Ficamos em confortável e luxuoso hotel próximo à Praça de Armas, que tinha lá no fundo uma magnífica catedral Quinhentista. Por ali já deveria chover, pois além de as casas terem telhados, já havia muita coisa de plantas e flores nas ruas e jardins. Lembro que aquele simpático hotel oferecia, tão logo a gente chegava, como cortesia, um vale para que depois a gente fosse ao bar do mesmo e tomasse um pisco sour, deliciosa bebida muito comum por aquela região. Meus companheiros foram tratar da parafernália de acomodar bem todas as motos e o carro de apoio, e eu fiz o de sempre: tomei banho e ganhei a rua, atrás da Internet. Na esquina seguinte já encontrei um “locutório”, e foi só abrir o meu correio eletrônico para entrar, como primeira mensagem, uma do meu amigo Viegas Fernandes da Costa, como eu, escritor e historiador, me dando conta que o Carlinhos partira mesmo.

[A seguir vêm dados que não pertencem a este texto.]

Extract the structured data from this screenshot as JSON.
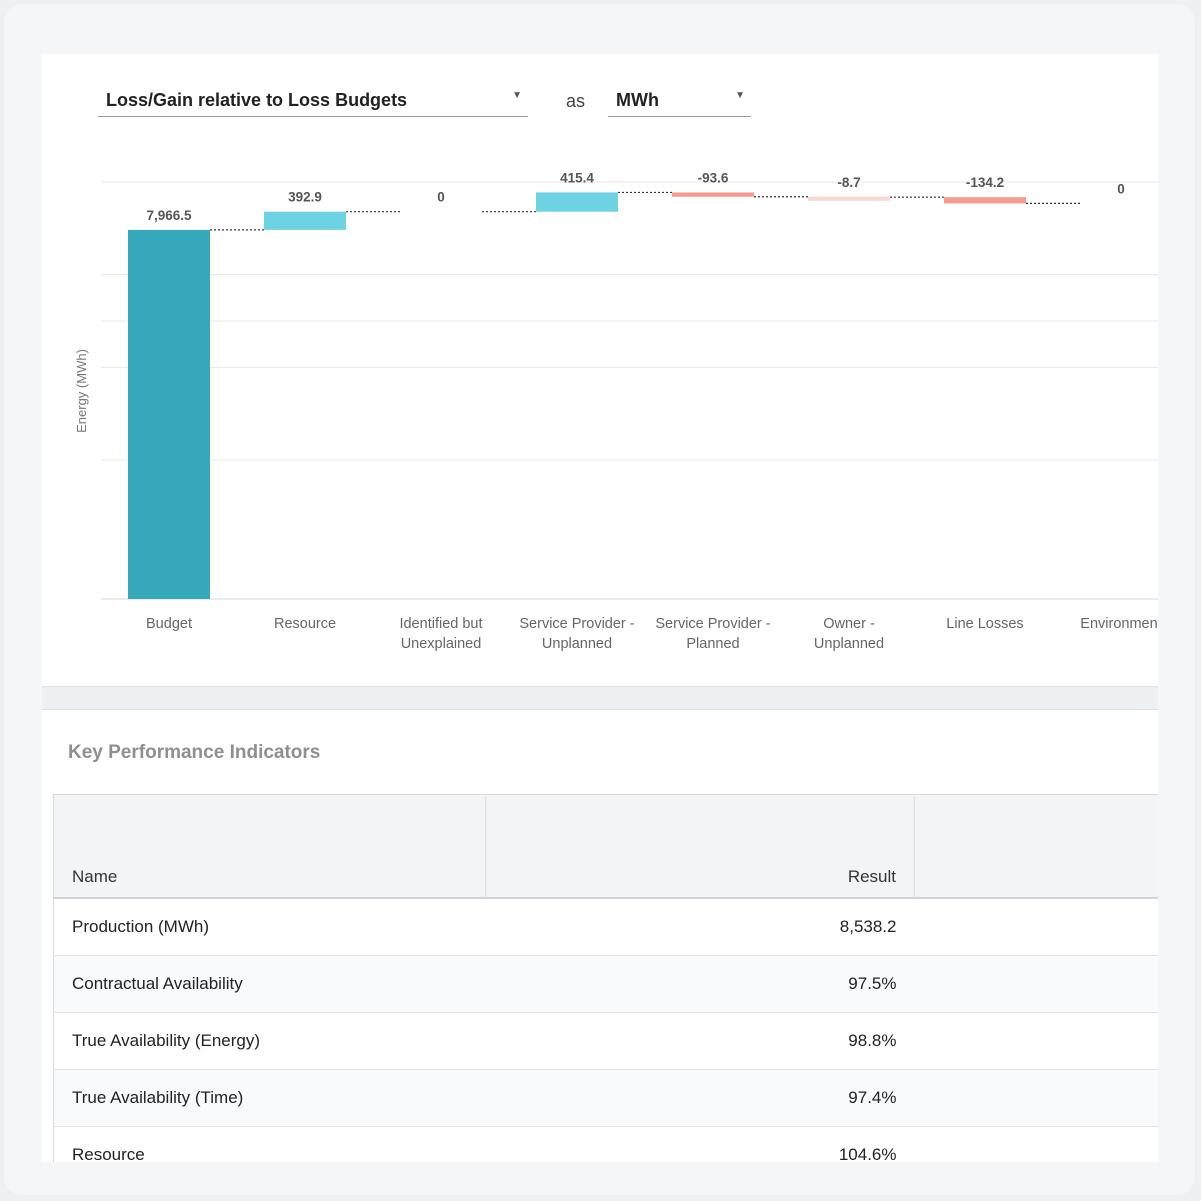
{
  "controls": {
    "metric_select": "Loss/Gain relative to Loss Budgets",
    "as_label": "as",
    "unit_select": "MWh"
  },
  "chart_data": {
    "type": "bar",
    "subtype": "waterfall",
    "ylabel": "Energy (MWh)",
    "categories": [
      [
        "Budget"
      ],
      [
        "Resource"
      ],
      [
        "Identified but",
        "Unexplained"
      ],
      [
        "Service Provider -",
        "Unplanned"
      ],
      [
        "Service Provider -",
        "Planned"
      ],
      [
        "Owner -",
        "Unplanned"
      ],
      [
        "Line Losses"
      ],
      [
        "Environment"
      ]
    ],
    "values": [
      7966.5,
      392.9,
      0,
      415.4,
      -93.6,
      -8.7,
      -134.2,
      0
    ],
    "value_labels": [
      "7,966.5",
      "392.9",
      "0",
      "415.4",
      "-93.6",
      "-8.7",
      "-134.2",
      "0"
    ],
    "ylim": [
      0,
      9000
    ],
    "grid": true,
    "colors": {
      "budget": "#35a8bc",
      "gain": "#6dd3e3",
      "loss": "#f49b8e",
      "loss_light": "#fbd5cf"
    }
  },
  "kpi": {
    "title": "Key Performance Indicators",
    "headers": {
      "name": "Name",
      "result": "Result"
    },
    "rows": [
      {
        "name": "Production (MWh)",
        "result": "8,538.2"
      },
      {
        "name": "Contractual Availability",
        "result": "97.5%"
      },
      {
        "name": "True Availability (Energy)",
        "result": "98.8%"
      },
      {
        "name": "True Availability (Time)",
        "result": "97.4%"
      },
      {
        "name": "Resource",
        "result": "104.6%"
      }
    ]
  }
}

Eu desabei. Chorei ali naquele locutório como não chorava fazia tempo, transpassada de dor, enquanto enviava algumas mensagens ao Brasil perguntando mais detalhes. Chorava tanto qu o japonês que era dono do locutório ficou com pena de mim e me trouxe toalhas de papel para que eu secasse as lágrimas que teimavam em continuar.

[1] ENCICLOPÉDIA UNIVERSAL ILUSTRADA EUROPEO AMERICANA ESPASA. Calpe S.ª Madrid-Barcelona, 1958. V. 58 p. 1469 e seguintes.